Maurice White and Philip Bailey from Earth, Wind & Fire occurred on stage in 1977

Maurice White, on the left, and Philip Bailey on stage in 1977.

(Michael Putland / Getty Images)

The LP was an immediate success, even in a field as crowded as R&B was in the mid -1970s. (As the story says, “Shining Star” inspired Stevie Wonder to write “I wish“From 1976,” Songs in the Key of Life “.) The King of the USC says that” It is the way of the world “represents a maximum achievement of funk” open and assimilationist “which defined the era through demographic groups even if they were intimately talking to the life of blacks sailing in America following the fight for civil rights.

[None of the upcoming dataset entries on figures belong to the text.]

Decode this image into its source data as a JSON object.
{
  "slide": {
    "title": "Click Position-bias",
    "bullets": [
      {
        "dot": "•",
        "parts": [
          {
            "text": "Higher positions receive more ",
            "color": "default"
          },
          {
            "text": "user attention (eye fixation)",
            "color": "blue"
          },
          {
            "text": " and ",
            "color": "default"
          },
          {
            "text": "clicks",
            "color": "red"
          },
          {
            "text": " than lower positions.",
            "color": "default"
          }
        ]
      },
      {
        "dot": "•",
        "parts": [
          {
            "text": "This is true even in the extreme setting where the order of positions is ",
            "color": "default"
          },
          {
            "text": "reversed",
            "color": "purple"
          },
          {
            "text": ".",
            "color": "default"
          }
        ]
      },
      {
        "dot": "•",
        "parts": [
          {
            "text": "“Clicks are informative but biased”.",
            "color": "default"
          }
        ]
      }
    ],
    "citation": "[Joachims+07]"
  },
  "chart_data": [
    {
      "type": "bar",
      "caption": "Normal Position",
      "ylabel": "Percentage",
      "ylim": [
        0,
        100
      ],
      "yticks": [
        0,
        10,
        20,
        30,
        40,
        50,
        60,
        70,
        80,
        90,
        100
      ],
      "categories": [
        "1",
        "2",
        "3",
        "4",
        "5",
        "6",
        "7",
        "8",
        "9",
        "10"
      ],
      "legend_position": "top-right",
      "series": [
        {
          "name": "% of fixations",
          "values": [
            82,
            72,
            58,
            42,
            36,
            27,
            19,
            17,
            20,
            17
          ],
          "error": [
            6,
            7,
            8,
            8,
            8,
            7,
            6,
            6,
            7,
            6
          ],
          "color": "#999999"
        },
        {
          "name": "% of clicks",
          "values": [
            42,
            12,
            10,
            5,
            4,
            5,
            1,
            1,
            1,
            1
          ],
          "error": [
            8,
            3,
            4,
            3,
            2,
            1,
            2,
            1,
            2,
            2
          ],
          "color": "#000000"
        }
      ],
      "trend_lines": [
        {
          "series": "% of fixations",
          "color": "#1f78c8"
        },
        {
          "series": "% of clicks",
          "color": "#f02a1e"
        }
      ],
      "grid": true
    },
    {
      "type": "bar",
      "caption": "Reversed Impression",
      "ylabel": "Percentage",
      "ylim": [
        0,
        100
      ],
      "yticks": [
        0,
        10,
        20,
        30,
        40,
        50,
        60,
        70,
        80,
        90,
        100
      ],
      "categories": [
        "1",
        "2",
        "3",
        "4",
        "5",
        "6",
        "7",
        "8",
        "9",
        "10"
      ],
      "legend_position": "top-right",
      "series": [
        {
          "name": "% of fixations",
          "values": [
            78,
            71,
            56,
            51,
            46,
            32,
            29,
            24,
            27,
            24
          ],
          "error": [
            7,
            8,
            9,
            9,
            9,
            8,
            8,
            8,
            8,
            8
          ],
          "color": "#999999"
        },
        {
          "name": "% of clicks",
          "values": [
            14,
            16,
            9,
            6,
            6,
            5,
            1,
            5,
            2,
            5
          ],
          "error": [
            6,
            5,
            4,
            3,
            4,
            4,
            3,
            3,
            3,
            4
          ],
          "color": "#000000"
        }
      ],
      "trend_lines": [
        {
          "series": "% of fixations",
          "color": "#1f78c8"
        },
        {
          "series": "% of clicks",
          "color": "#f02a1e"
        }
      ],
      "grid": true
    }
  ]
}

“It's not closed music,” says King. “There is something in which everyone can find their way, and I think that is part of the reason why it lasted as long as.” Although Earth, Wind & Fire was interrupted in 1984, the sound of “reasons” resonated through prince “Worship“In 1987; Kravitz paid tribute as loving to the title song of the album in his “It's not over until it is finished», From 1991, that someone on YouTube made a seamless mashup of the two songs.

“The first time I heard his air,” said a smiling white verdine, “I said:” Ok, Lenny. “”

“Shining Star” was sampled by dozens of hip-hop acts, including MC Lyte and the roots; In 2004, the registration academy inducted “it is the way to the world” at the Grammy Hall of Fame. And this summer, you are almost sure to hear several of the album cuts when the EWF plays the fireworks of July fourth on three nights at the Hollywood Bowl.

However, to hear Kravitz say, even these applause does not honor the group properly he attributes for having played “a huge role in my education” starting with this show five decades ago at the Forum. “They are like the Beatles for me,” he says. “There will never be other land, wind and fire – nothing closer.”